By   •   January 12, 2012   •   Topics:

Q:

We moved to a new city a few years ago so my husband could take a new job, but I'm afraid we got in over our heads financially. Not only did we buy a house whose value has gone down, but our old house hasn't sold and is sitting empty, and we're burdened with two mortgages. Would it be morally wrong for us to declare bankruptcy?


A:

I know bankruptcy sometimes is the only way out of a financial crisis, but I strongly urge you to pursue it only as a last resort. I’m not a lawyer, of course, but I do know that bankruptcy can affect your life for years to come.

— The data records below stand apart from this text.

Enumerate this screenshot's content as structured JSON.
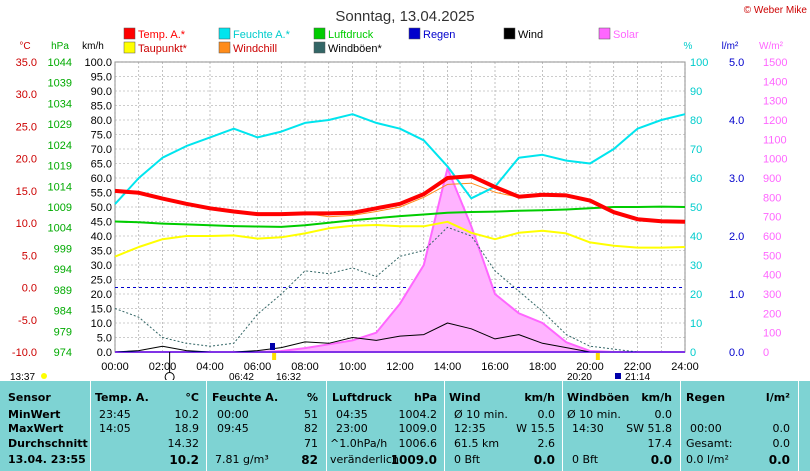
{
  "title": "Sonntag, 13.04.2025",
  "credit": "© Weber Mike",
  "axis_units": {
    "temp": "°C",
    "hpa": "hPa",
    "kmh": "km/h",
    "pct": "%",
    "rain": "l/m²",
    "solar": "W/m²"
  },
  "legend": [
    {
      "label": "Temp. A.*",
      "color": "#ff0000"
    },
    {
      "label": "Feuchte A.*",
      "color": "#00e5ee"
    },
    {
      "label": "Luftdruck",
      "color": "#00cc00"
    },
    {
      "label": "Regen",
      "color": "#0000cc"
    },
    {
      "label": "Wind",
      "color": "#000000"
    },
    {
      "label": "Solar",
      "color": "#ff66ff"
    },
    {
      "label": "Taupunkt*",
      "color": "#ffff00"
    },
    {
      "label": "Windchill",
      "color": "#ff8c1a"
    },
    {
      "label": "Windböen*",
      "color": "#336666"
    }
  ],
  "sunrise": "06:42",
  "sunset": "20:20",
  "moonrise": "16:32",
  "moonset": "21:14",
  "last_update": "13:37",
  "chart_data": {
    "type": "line",
    "title": "Sonntag, 13.04.2025",
    "x_ticks": [
      "00:00",
      "02:00",
      "04:00",
      "06:00",
      "08:00",
      "10:00",
      "12:00",
      "14:00",
      "16:00",
      "18:00",
      "20:00",
      "22:00",
      "24:00"
    ],
    "axes": {
      "temp_c": {
        "ticks": [
          "35.0",
          "30.0",
          "25.0",
          "20.0",
          "15.0",
          "10.0",
          "5.0",
          "0.0",
          "-5.0",
          "-10.0"
        ],
        "range": [
          -10,
          35
        ]
      },
      "pressure_hpa": {
        "ticks": [
          "1044",
          "1039",
          "1034",
          "1029",
          "1024",
          "1019",
          "1014",
          "1009",
          "1004",
          "999",
          "994",
          "989",
          "984",
          "979",
          "974"
        ],
        "range": [
          974,
          1044
        ]
      },
      "wind_kmh": {
        "ticks": [
          "100.0",
          "95.0",
          "90.0",
          "85.0",
          "80.0",
          "75.0",
          "70.0",
          "65.0",
          "60.0",
          "55.0",
          "50.0",
          "45.0",
          "40.0",
          "35.0",
          "30.0",
          "25.0",
          "20.0",
          "15.0",
          "10.0",
          "5.0",
          "0.0"
        ],
        "range": [
          0,
          100
        ]
      },
      "humidity_pct": {
        "ticks": [
          "100",
          "90",
          "80",
          "70",
          "60",
          "50",
          "40",
          "30",
          "20",
          "10",
          "0"
        ],
        "range": [
          0,
          100
        ]
      },
      "rain_lm2": {
        "ticks": [
          "5.0",
          "4.0",
          "3.0",
          "2.0",
          "1.0",
          "0.0"
        ],
        "range": [
          0,
          5
        ]
      },
      "solar_wm2": {
        "ticks": [
          "1500",
          "1400",
          "1300",
          "1200",
          "1100",
          "1000",
          "900",
          "800",
          "700",
          "600",
          "500",
          "400",
          "300",
          "200",
          "100",
          "0"
        ],
        "range": [
          0,
          1500
        ]
      }
    },
    "x": [
      0,
      1,
      2,
      3,
      4,
      5,
      6,
      7,
      8,
      9,
      10,
      11,
      12,
      13,
      14,
      15,
      16,
      17,
      18,
      19,
      20,
      21,
      22,
      23,
      24
    ],
    "series": [
      {
        "name": "Temp. A.*",
        "axis": "temp_c",
        "color": "#ff0000",
        "values": [
          15.0,
          14.7,
          13.8,
          13.0,
          12.3,
          11.8,
          11.4,
          11.4,
          11.5,
          11.5,
          11.6,
          12.3,
          13.0,
          14.5,
          17.0,
          17.3,
          15.6,
          14.1,
          14.4,
          14.3,
          13.5,
          11.7,
          10.6,
          10.3,
          10.2
        ]
      },
      {
        "name": "Feuchte A.*",
        "axis": "humidity_pct",
        "color": "#00e5ee",
        "values": [
          51,
          60,
          67,
          71,
          74,
          77,
          74,
          76,
          79,
          80,
          82,
          79,
          77,
          73,
          64,
          53,
          57,
          67,
          68,
          66,
          65,
          70,
          77,
          80,
          82
        ]
      },
      {
        "name": "Luftdruck",
        "axis": "pressure_hpa",
        "color": "#00cc00",
        "values": [
          1005.5,
          1005.3,
          1005.0,
          1004.8,
          1004.6,
          1004.4,
          1004.3,
          1004.2,
          1004.6,
          1005.2,
          1005.8,
          1006.3,
          1006.8,
          1007.2,
          1007.6,
          1007.8,
          1007.9,
          1008.1,
          1008.2,
          1008.4,
          1008.7,
          1009.0,
          1009.0,
          1009.1,
          1009.0
        ]
      },
      {
        "name": "Taupunkt*",
        "axis": "temp_c",
        "color": "#ffff00",
        "values": [
          4.8,
          6.3,
          7.5,
          8.0,
          8.0,
          8.1,
          7.6,
          7.8,
          8.4,
          9.2,
          9.6,
          9.7,
          9.5,
          9.5,
          10.2,
          8.5,
          7.5,
          8.5,
          8.8,
          8.4,
          7.0,
          6.5,
          6.2,
          6.2,
          6.3
        ]
      },
      {
        "name": "Windchill",
        "axis": "temp_c",
        "color": "#ff8c1a",
        "values": [
          15.0,
          14.7,
          13.8,
          13.0,
          12.3,
          11.8,
          11.4,
          11.4,
          11.5,
          11.0,
          11.2,
          11.8,
          12.5,
          14.0,
          16.0,
          16.2,
          14.8,
          14.0,
          14.4,
          14.3,
          13.5,
          11.7,
          10.6,
          10.3,
          10.2
        ]
      },
      {
        "name": "Wind",
        "axis": "wind_kmh",
        "color": "#000000",
        "values": [
          0,
          0.5,
          2.0,
          0.5,
          0,
          0,
          0.5,
          1.5,
          3.5,
          3.0,
          5.0,
          4.0,
          5.5,
          6.0,
          10.0,
          8.0,
          4.5,
          6.0,
          3.0,
          1.5,
          0,
          0,
          0,
          0,
          0
        ]
      },
      {
        "name": "Windböen*",
        "axis": "wind_kmh",
        "color": "#336666",
        "values": [
          15,
          12,
          5,
          3,
          2,
          3,
          13,
          20,
          28,
          27,
          29,
          26,
          33,
          35,
          43,
          40,
          28,
          21,
          14,
          6,
          2,
          1,
          0,
          0,
          0
        ]
      },
      {
        "name": "Solar",
        "axis": "solar_wm2",
        "color": "#ff66ff",
        "values": [
          0,
          0,
          0,
          0,
          0,
          0,
          0,
          5,
          20,
          40,
          60,
          100,
          250,
          450,
          950,
          650,
          300,
          200,
          150,
          50,
          5,
          0,
          0,
          0,
          0
        ]
      },
      {
        "name": "Regen",
        "axis": "rain_lm2",
        "color": "#0000cc",
        "values": [
          0,
          0,
          0,
          0,
          0,
          0,
          0,
          0,
          0,
          0,
          0,
          0,
          0,
          0,
          0,
          0,
          0,
          0,
          0,
          0,
          0,
          0,
          0,
          0,
          0
        ]
      }
    ]
  },
  "stats": {
    "row_labels": [
      "Sensor",
      "MinWert",
      "MaxWert",
      "Durchschnitt",
      "13.04. 23:55"
    ],
    "temp": {
      "header": "Temp. A.",
      "unit": "°C",
      "min_time": "23:45",
      "min_val": "10.2",
      "max_time": "14:05",
      "max_val": "18.9",
      "avg": "14.32",
      "current": "10.2"
    },
    "humidity": {
      "header": "Feuchte A.",
      "unit": "%",
      "min_time": "00:00",
      "min_val": "51",
      "max_time": "09:45",
      "max_val": "82",
      "avg": "71",
      "abs": "7.81 g/m³",
      "current": "82"
    },
    "pressure": {
      "header": "Luftdruck",
      "unit": "hPa",
      "min_time": "04:35",
      "min_val": "1004.2",
      "max_time": "23:00",
      "max_val": "1009.0",
      "trend_label": "^1.0hPa/h",
      "avg": "1006.6",
      "trend_text": "veränderlich",
      "current": "1009.0"
    },
    "wind": {
      "header": "Wind",
      "unit": "km/h",
      "row1_label": "Ø 10 min.",
      "row1_val": "0.0",
      "row2_time": "12:35",
      "row2_val": "W 15.5",
      "row3_label": "61.5 km",
      "row3_val": "2.6",
      "row4_label": "0 Bft",
      "row4_val": "0.0"
    },
    "gusts": {
      "header": "Windböen",
      "unit": "km/h",
      "row1_label": "Ø 10 min.",
      "row1_val": "0.0",
      "row2_time": "14:30",
      "row2_val": "SW 51.8",
      "row3_val": "17.4",
      "row4_label": "0 Bft",
      "row4_val": "0.0"
    },
    "rain": {
      "header": "Regen",
      "unit": "l/m²",
      "row2_time": "00:00",
      "row2_val": "0.0",
      "row3_label": "Gesamt:",
      "row3_val": "0.0",
      "row4_label": "0.0 l/m²",
      "row4_val": "0.0"
    }
  }
}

Is it immoral to declare bankruptcy? Some have argued that it is, since someone is going to have to pay for the debt you incurred. However, I find nothing in the Bible that explicitly forbids bankruptcy, as it is provided for in our legal system (unless the motive is to cheat someone who has lent money to us). The Old Testament actually provided for the cancellation of debts every seven years among the ancient Israelites (see Deuteronomy 15:3).

At the same time, let me urge you to explore every alternative you can. For example, have you considered renting your first house? The rent might completely cover your mortgage payment — and even if it doesn’t, it still could help you financially. A financial counselor may have other suggestions for you to consider. The Bible says, “Plans fail for lack of counsel, but with many advisers they succeed” (Proverbs 15:22).

The most important advice I can give you, however, is to seek God’s wisdom, and to trust this whole matter into His hands. He knows what is best, and He can be trusted.